SharePoint or OneDrive settings

Note: If pointing to a specific Excel file in SharePoint or OneDrive site root folder then enter path as filename.xlsx. If you would like to extract all the files in the SharePoint site then enter path as /. If you would like to extract excel files from a specific folder in the SharePoint site then enter the folder name. If it is a nested folder then enter the following path: foldername1/foldername2. If you would like to point to a specific file in a nested folder in a SharePoint site then enter the following path: foldername1/foldername2/filename.xlsx

  • SharePoint/OneDrive client ID: The Client ID of the app you use for access. The app used needs the following granted Application permissions Files.Read.All and Sites.Read.All. To be sure you have enough rights you may also add Group.Read.All and User.Read.All.
  • SharePoint/OneDrive client secret: The secret code that is set for the app used.
  • SharePoint/OneDrive Tenant ID: The tenant id of the company that hosts the SharePoint site.
  • SharePoint/OneDrive Drive ID: The drive id pointing to the Document Library you connect to. You can find these by using Postman and by looking at the Graph API collection Graph Fork. You can use the app to connect to this and locate the SharePoint folder under Application. In there you have two requests, https://graph.microsoft.com/v1.0/sites and https://graph.microsoft.com/v1.0/sites/{{SiteID}}/drives. Use sites to find the site ID and use the SiteID to find the Drive ID.

Google Cloud Storage settings

The connector supports GCM authentication with service account keys. You can learn more about them here: Create and delete service account keys  |  IAM Documentation  |  Google Cloud

  • Google credential file: Path to the Service Account private key (JSON or P12)
  • Google storage bucket name: the bucket name

SFTP settings

The connector supports SFTP authentication with password or a public key file. It is mandatory to use one of these methods.

  • SFTP host
  • SFTP port
  • SFTP user name
  • SFTP key path

Path

When “Location” is set to “Local file or folder” you can here provide the path to where the Excel file(s) are located. If a path to a folder is provided all files in the folder and if the option “Include sub-folders” is set then all files in the subfolders as well are ingested.

Include sub-folders

As mentioned above this option defines if sub-folders are also traversed to find Excel files to ingest.

Metadata URI

Here you can provide a separate path to where to read metadata from. It has the same behavior as Path and will read single or multiple files and also include/exclude subfolders, but is only used for metadata calls.

Excel settings

These settings relate to the behavior of the Excel reader and how to treat the content of the Excel documents.

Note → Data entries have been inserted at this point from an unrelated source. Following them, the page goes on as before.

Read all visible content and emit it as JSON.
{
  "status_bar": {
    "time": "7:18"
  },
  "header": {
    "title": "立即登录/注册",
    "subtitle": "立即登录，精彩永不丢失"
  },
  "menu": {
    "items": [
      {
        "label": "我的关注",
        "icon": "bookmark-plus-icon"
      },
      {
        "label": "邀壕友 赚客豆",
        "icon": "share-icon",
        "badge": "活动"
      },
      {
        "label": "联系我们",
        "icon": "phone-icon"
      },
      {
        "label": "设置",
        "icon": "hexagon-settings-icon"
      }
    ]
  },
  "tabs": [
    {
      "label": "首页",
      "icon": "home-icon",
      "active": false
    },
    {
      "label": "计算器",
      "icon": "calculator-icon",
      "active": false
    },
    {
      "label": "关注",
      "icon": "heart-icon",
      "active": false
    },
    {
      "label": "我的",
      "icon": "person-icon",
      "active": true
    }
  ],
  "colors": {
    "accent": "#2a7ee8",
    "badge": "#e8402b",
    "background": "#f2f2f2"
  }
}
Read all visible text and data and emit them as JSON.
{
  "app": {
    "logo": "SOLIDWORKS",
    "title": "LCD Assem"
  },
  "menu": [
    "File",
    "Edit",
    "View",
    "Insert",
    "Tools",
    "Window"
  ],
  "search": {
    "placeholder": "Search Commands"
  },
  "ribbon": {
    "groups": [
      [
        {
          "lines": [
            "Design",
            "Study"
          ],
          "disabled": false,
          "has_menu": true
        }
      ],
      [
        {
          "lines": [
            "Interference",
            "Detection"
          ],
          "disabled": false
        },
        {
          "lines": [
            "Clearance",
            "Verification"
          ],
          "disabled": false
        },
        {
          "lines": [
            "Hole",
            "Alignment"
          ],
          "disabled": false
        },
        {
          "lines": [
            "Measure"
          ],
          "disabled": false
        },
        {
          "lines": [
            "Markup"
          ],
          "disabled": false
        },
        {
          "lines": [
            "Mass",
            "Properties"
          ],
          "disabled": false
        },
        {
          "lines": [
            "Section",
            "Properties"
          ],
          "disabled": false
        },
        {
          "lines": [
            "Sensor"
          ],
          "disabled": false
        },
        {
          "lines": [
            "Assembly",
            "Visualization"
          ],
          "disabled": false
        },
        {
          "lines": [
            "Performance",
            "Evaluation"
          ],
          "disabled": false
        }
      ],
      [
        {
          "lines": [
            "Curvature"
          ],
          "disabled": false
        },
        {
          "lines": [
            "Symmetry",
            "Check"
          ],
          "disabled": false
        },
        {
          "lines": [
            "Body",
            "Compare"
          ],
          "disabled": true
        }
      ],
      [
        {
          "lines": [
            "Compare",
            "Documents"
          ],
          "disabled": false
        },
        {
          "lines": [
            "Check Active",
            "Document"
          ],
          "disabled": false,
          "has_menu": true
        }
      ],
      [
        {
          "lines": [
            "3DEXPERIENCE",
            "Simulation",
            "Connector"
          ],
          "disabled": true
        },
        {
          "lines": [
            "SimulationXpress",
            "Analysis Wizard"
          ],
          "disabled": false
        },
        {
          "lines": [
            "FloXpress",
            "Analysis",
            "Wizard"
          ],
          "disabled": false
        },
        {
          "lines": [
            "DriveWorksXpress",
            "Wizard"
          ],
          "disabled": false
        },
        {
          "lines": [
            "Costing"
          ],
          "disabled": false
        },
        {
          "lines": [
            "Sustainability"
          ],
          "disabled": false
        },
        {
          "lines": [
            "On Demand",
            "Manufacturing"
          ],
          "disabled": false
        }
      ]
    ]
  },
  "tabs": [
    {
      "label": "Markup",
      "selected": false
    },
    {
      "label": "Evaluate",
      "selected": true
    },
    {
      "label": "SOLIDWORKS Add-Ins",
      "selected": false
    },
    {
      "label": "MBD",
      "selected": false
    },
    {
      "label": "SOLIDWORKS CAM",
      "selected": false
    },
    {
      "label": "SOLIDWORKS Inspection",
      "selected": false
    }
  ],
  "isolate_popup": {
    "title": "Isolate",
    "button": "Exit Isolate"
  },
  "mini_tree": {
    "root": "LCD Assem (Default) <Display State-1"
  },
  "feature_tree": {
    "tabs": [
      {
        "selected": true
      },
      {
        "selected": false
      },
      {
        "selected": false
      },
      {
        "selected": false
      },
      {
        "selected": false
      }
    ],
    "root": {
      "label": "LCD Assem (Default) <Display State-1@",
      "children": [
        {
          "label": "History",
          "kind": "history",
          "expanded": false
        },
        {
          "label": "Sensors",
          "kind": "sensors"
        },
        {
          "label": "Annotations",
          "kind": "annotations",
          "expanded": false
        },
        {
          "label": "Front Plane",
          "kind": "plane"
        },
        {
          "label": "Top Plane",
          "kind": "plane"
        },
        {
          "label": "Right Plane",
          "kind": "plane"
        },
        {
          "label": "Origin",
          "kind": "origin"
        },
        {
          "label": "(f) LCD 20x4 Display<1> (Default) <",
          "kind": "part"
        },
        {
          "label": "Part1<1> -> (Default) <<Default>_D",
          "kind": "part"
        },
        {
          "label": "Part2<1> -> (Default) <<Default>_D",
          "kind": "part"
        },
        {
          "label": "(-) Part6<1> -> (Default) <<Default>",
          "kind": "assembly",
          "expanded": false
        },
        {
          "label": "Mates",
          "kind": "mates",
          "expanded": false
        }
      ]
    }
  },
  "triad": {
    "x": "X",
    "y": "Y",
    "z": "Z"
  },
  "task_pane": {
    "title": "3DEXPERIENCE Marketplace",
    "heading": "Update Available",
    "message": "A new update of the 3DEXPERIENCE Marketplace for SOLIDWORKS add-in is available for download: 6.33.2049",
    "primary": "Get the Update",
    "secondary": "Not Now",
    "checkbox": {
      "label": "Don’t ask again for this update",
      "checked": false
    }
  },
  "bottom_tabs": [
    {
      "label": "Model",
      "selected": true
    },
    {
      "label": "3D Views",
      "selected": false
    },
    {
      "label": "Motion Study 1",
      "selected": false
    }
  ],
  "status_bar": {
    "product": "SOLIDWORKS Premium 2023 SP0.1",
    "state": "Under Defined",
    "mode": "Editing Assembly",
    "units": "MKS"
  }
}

Set first non-empty row as column names

Check if your Excel documents have header records. This will then use the first non-empty record to set the names of your resulting columns. If unchecked generic column names will be generated. E.g. “Column_1, Column_2, …”

Table definitions

Here you can provide a comma-separated list of table definitions to ingest from your Excel document(s). A table definition has the following structure:

<Table name>=<Sheet name>!<Starting cell>:<Ending cell>

E.g. “Table1=Sheet1!E6:H9”

The table will then be ingested with data from within the range provided in the definition. The definition is also dependent on the option “Has header record”, if checked the first record is used for column names. Aggregation options will also affect defined tables.

It is also possible to provide wildcards for some of the parts in the definition. A wildcard is defined by using a “*” star symbol. You can provide wildcards for “Sheet name”, this will then ingest data from all sheets within the range defined. This data is not aggregated unless aggregation options are selected. A wildcard can also be provided for the row part of the “Ending cell” part. E.g. “H*”. The reader will then read all rows within the defined columns.

Example of a table definition using wildcards: “Table1=*!E6:H*”

Only use defined tables

When checked only tables defined using table definitions will be ingested. If not checked all tables defined using table definitions will be ingested along with the whole sheet(s) tables from the file(s).

Aggregation

Here you can choose the type of aggregation you want to apply when ingesting Excel document(s). The options are:

  • None (All files & sheets in the path will be loaded as separate tables)
  • Files (Matching sheetnames and/or table definitions will be merged across files)
  • Sheets (All sheets and/or table definitions within files are merged)
  • Files & sheets (A combination of Files and Sheet aggregation)

None – No aggregation is applied and all tables are returned with unique names using the following naming structure:

<filename>_<sheet name> or <filename>_<sheet name>_<table definition name>

Files – Tables within files are named using the following naming structure:

<sheet name> and/or <sheet name>_<table definition name>

The data is then aggregated over files by table name.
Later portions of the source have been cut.